Dog Hip Dysplasia – My Story

No Comments » Written on February 22nd, 2014 by
Categories: Dogs
Tags: , ,
ShorTee

ShorTee

ShorTee, my boy was 5 years old when I decided to put him down. I had no idea that his condition had progressed as bad as it did until I had taken him in for a vet appointment due to his limp, or not wanting to put weight on one of his hind legs. The x-ray revealed that it would take a full hip replacement and surgery on both of his knees, due to the arthritis to make him almost better. Not to mention the pain he was in that he never showed me. Nothing is ever 100% that he would make a full recovery and be able to do the things he normally does day in and day out. So here were my options:

A. Vet recommendation: He would go through 4 surgeries (2 hip and both knees) with a recovery of 4 months pretty much for each surgery with no guarantee that he would come out ok. He would also need around the clock care. Also, I currently rent an apartment that is on the 2nd floor.
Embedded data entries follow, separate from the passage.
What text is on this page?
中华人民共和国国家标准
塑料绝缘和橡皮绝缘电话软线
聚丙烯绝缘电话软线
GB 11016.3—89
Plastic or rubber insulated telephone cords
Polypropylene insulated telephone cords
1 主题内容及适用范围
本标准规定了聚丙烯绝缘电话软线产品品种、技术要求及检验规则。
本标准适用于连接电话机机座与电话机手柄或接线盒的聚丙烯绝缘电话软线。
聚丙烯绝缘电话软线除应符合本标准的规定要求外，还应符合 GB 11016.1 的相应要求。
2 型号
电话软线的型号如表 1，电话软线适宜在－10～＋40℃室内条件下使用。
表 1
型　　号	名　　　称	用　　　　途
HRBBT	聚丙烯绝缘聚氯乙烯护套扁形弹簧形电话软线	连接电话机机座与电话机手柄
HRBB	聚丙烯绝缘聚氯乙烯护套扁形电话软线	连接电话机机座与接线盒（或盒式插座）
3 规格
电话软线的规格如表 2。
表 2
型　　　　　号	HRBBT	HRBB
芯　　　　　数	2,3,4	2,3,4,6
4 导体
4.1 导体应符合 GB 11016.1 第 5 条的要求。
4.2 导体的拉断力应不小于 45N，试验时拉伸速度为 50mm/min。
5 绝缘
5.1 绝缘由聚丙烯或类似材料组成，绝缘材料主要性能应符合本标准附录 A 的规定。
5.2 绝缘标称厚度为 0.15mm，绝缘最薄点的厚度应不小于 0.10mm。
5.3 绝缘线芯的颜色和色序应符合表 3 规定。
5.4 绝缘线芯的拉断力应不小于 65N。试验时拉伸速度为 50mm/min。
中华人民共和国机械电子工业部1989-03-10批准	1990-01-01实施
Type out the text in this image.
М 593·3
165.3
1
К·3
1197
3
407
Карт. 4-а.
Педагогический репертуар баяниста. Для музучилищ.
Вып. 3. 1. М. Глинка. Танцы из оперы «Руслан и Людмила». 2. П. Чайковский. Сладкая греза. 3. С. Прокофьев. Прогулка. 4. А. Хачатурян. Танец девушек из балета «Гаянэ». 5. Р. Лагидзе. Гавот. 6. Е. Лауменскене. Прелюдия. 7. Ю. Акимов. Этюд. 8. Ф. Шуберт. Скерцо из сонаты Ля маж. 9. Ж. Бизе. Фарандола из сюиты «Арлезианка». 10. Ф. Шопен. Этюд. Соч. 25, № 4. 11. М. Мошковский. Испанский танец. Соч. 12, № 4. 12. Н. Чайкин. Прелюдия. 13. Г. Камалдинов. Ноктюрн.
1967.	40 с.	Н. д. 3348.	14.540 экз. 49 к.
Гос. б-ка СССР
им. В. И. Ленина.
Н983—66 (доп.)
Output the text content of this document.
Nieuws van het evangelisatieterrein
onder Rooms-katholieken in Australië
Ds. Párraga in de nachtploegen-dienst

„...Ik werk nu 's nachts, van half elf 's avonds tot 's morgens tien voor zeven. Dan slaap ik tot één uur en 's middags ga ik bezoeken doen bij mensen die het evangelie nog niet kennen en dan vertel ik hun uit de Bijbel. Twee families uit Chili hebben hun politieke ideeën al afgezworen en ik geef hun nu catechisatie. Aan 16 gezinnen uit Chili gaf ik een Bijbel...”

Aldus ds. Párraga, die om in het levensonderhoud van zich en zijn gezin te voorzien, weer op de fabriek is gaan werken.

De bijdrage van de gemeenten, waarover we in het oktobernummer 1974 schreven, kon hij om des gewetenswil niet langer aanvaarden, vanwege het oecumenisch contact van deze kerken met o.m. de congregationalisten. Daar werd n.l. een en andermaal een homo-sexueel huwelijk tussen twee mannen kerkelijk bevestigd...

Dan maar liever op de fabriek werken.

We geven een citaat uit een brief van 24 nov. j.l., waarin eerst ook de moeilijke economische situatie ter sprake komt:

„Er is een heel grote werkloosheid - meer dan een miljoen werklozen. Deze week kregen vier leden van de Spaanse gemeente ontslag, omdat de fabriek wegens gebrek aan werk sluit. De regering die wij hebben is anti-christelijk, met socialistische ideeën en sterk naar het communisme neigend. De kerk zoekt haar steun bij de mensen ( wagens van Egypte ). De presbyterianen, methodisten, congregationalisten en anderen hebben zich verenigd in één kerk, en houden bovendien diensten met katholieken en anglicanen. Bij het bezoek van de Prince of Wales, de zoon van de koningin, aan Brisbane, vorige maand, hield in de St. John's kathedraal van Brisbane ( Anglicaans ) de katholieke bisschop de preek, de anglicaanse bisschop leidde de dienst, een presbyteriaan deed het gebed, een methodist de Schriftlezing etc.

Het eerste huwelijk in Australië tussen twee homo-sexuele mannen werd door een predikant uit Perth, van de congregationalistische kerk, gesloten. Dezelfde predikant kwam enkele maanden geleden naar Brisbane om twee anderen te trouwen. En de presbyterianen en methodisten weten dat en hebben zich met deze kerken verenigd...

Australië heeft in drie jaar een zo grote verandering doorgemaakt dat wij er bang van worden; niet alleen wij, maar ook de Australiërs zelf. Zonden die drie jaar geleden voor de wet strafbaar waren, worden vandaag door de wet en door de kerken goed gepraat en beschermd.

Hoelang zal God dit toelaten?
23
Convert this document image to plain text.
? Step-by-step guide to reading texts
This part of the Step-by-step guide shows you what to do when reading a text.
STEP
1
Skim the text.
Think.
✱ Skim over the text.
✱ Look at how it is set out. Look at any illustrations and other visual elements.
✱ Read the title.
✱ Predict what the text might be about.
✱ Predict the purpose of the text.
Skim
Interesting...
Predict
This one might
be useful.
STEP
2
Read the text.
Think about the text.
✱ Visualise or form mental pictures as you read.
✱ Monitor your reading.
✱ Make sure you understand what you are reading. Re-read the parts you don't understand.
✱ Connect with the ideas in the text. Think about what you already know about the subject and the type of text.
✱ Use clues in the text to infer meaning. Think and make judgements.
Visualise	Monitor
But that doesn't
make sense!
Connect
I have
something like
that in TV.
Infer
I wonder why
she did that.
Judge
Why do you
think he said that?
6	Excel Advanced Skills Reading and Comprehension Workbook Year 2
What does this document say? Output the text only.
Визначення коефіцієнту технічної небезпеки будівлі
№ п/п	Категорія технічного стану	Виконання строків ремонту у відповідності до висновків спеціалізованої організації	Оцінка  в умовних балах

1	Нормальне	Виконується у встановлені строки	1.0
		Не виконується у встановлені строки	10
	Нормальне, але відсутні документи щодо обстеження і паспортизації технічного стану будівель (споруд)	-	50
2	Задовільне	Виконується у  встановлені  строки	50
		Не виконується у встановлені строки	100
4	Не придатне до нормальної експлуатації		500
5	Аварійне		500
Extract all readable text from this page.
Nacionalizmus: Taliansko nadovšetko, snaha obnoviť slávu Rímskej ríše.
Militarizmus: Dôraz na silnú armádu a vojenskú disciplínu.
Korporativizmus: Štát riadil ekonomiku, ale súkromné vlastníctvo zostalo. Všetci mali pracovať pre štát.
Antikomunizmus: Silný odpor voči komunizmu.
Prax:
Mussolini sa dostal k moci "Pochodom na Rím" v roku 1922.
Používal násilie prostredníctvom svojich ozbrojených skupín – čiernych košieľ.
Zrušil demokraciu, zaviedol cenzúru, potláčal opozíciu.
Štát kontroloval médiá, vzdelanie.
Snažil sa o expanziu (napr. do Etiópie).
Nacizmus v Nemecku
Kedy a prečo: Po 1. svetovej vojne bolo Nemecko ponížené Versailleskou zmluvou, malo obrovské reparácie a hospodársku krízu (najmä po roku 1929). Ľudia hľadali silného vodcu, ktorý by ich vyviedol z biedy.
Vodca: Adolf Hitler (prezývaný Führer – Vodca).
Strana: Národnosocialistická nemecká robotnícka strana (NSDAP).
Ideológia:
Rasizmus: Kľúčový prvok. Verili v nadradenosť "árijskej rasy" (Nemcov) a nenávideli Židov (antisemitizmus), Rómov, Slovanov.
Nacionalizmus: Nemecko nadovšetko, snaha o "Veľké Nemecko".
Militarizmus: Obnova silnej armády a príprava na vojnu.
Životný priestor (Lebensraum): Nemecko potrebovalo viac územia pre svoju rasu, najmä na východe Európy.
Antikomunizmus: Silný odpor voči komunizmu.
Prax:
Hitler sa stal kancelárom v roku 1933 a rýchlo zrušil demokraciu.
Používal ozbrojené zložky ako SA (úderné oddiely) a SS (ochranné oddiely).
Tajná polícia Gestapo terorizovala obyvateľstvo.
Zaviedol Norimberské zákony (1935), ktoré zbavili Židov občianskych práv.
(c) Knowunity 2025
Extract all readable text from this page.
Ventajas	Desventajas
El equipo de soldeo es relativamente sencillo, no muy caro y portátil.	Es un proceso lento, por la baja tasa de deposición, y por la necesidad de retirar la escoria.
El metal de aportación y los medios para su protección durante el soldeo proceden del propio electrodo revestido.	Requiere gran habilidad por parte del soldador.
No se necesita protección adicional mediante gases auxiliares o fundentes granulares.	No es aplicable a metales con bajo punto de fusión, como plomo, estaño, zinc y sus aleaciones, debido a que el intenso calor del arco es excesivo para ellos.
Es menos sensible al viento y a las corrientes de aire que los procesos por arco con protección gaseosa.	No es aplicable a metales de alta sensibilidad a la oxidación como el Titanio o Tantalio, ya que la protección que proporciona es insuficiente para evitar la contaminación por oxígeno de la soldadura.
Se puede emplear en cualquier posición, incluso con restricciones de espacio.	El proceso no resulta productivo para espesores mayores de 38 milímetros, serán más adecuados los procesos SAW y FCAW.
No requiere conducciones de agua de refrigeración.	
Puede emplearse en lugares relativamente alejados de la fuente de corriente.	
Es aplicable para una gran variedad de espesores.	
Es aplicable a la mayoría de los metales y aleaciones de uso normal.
B. Put him on pain pills until they will not work anymore.

C. Let him go.

The decision was easy for me. Difficult to do but it was the right thing. To me, anything other than letting him go in peace would have been cruel. I did hesitate for a minute, because he was still running around and jumping. I guess what scared me the most is what would happen if we were out playing and he did something that would pop the bone out of his hip or something else and he was unable to walk. Where would I be and how would I get him back to my car or to the vet. I mean ShorTee weighed a little over 100 lbs. and there would be no way for me to get him back from where-ever we were and I just could not take that chance.

He was initially diagnosed with hip dysplasia at 6 months old. After learning that, I researched as much as I could to find out what this was, what would it take to fix, what do I need to look out for, what type of exercise could he do, and things I could do to lessen his pain. He was an Old English Bulldog. Hip dysplasia was uncommon in his breed, but when a pup comes from a large litter some of the pups will have this condition. He came from a litter of 13 I believe.

One thing that was pretty clear was his love for food and lots of it. Funny, that is a trait of mine. Something we had in common is the amount of time it took us to inhale our food. Cutting back his food intake was a no brainer. He was the largest in the litter and even as a pup he could have dropped some pounds. The less weight he would have to carry around the better it would be for him. In terms of exercise, getting him in the water. Now I was not sure if he could swim and would hate to find out the hard way. Hey, something else we have in common! Some other things I would do is massage his hind legs and stretch them out, try to keep him calm so he does not jump, and walking.

If your pet is facing Hip Dysplasia here are my recommendations:

Consult with your Veterinarian
*Exercise Tips
*Diet Recommendations
*Medications
*Other Therapies

Warm-Up
2 – 5 minutes before exercising to help reduce sprains, cramps and muscle injuries

Low Impact – Light Activities
*Walking and Swimming helps strengthen muscles
*Keep ligaments and tendons flexible
*Keep weight down
*Circulate blood to stiff joints
*15 – 30 minutes per day of exercise

Signs of Exertions
*Heavy panting, stop immediately and cool your pet down

Sun Factor
Most individuals do not realize that your pet should not be playing during ‘high sun’. I can not tell you how many times I see pets out in the hot sun panting and it makes me crazy, especially when the pet has a dark coat. Their normal body temperature should range from 98 to 102.  So when you are out and about with your K9 have a thermometer on hand, as well as lots of water.  I have also provided a great video on How To Provide CPR to your dog.


Cool Down
*Calm your pet down to reduce the heart rate
*Massage legs to help reduce stiffness and aid in the removal of lactic acid

Yes, if you work out this is the same regimen. Pets really are not that different than humans. I dedicate this article in loving memory to ShorTeee.  Truper and I miss you very much.

Good luck to you if you are also faced with this diagnosis.